Scientists have developed artificial peptide molecules that can neutralise a broad range of influenza virus strains.

The peptides, which are short chains of amino acids, are like proteins but with smaller, simpler structures. The designed molecules have the potential to be developed into medicines that target influenza.

The researchers from the Scripps Research Institute and Janssen Research and Development say the development of broad-spectrum inhibitors, including some avian influenza strains, is extremely promising in the ongoing battle to prevent a global epidemic.

The developed peptides block the infectivity of most circulating strains of group 1 influenza A viruses, including the bird flu strain H5N1, which has caused thousands of infections and some human deaths in Asia.

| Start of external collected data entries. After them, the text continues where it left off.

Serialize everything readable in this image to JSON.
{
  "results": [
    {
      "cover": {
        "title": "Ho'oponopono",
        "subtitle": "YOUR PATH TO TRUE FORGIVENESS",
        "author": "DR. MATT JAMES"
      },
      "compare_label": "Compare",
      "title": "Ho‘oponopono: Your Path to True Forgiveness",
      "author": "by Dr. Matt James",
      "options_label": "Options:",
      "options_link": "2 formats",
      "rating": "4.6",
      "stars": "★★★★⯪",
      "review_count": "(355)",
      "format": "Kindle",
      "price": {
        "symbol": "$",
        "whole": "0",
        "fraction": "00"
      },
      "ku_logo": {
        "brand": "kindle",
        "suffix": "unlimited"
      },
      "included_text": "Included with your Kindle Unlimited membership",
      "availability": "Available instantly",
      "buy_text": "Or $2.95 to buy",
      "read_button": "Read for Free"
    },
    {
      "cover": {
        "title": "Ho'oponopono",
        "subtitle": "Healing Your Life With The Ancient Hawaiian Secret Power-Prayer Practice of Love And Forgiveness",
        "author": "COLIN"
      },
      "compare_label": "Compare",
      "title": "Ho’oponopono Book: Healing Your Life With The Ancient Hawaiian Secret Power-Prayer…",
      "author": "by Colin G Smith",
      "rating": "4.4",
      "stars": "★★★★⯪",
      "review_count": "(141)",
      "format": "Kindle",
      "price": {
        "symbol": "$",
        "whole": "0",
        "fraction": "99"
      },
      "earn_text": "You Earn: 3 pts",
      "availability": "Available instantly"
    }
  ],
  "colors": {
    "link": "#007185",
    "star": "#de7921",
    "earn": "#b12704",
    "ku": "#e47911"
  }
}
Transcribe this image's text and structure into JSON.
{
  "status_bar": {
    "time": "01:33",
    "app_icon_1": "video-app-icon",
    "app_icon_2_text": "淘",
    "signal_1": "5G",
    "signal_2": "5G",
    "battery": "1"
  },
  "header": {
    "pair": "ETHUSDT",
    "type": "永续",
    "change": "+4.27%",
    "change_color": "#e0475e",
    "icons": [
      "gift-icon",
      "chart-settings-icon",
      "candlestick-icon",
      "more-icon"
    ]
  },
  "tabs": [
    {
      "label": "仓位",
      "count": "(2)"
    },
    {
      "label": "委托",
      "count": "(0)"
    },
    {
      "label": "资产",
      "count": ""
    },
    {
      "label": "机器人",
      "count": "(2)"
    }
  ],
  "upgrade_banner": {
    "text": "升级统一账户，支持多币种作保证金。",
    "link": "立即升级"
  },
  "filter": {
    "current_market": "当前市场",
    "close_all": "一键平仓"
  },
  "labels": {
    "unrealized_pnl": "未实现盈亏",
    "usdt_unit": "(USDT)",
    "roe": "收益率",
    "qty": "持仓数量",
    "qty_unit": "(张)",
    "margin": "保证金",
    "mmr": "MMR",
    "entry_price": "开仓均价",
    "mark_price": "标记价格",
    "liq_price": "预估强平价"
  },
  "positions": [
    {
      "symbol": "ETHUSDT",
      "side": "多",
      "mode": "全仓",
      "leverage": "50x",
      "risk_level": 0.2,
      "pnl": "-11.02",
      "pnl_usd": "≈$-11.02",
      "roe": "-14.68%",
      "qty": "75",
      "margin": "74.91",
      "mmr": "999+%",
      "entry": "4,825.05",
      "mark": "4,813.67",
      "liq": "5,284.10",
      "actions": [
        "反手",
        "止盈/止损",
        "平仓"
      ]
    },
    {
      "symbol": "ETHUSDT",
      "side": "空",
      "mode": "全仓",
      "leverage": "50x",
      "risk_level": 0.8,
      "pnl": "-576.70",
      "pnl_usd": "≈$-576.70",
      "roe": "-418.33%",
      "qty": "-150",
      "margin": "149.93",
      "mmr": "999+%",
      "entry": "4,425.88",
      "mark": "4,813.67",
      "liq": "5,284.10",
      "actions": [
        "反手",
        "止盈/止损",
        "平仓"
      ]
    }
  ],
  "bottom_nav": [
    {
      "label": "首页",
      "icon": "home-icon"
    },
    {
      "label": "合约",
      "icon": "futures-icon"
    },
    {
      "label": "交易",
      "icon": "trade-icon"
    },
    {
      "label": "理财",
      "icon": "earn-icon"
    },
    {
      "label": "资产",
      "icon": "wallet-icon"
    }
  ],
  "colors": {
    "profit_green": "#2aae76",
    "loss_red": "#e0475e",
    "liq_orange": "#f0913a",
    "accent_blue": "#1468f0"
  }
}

The researchers designed the peptides to mimic two recently discovered “super-antibodies” that can neutralise influenza A strains. While antibodies are expensive to produce and must be delivered by injection or infusion, the peptides developed have the potential to be delivered via pill-based drugs in the future.

The peptides showed high-binding affinity for a broad set of group one influenza A viruses, as well as a potent ability to neutralise infections with these viruses in laboratory experiments.

Ian Wilson, co-senior investigator at the Scripps Research Institute, said: “Making small molecules that do essentially what these larger, broadly neutralising antibodies do is a really exciting and promising strategy against influenza, as our new results show.”

The study was published as an online First Release paper in Science this week.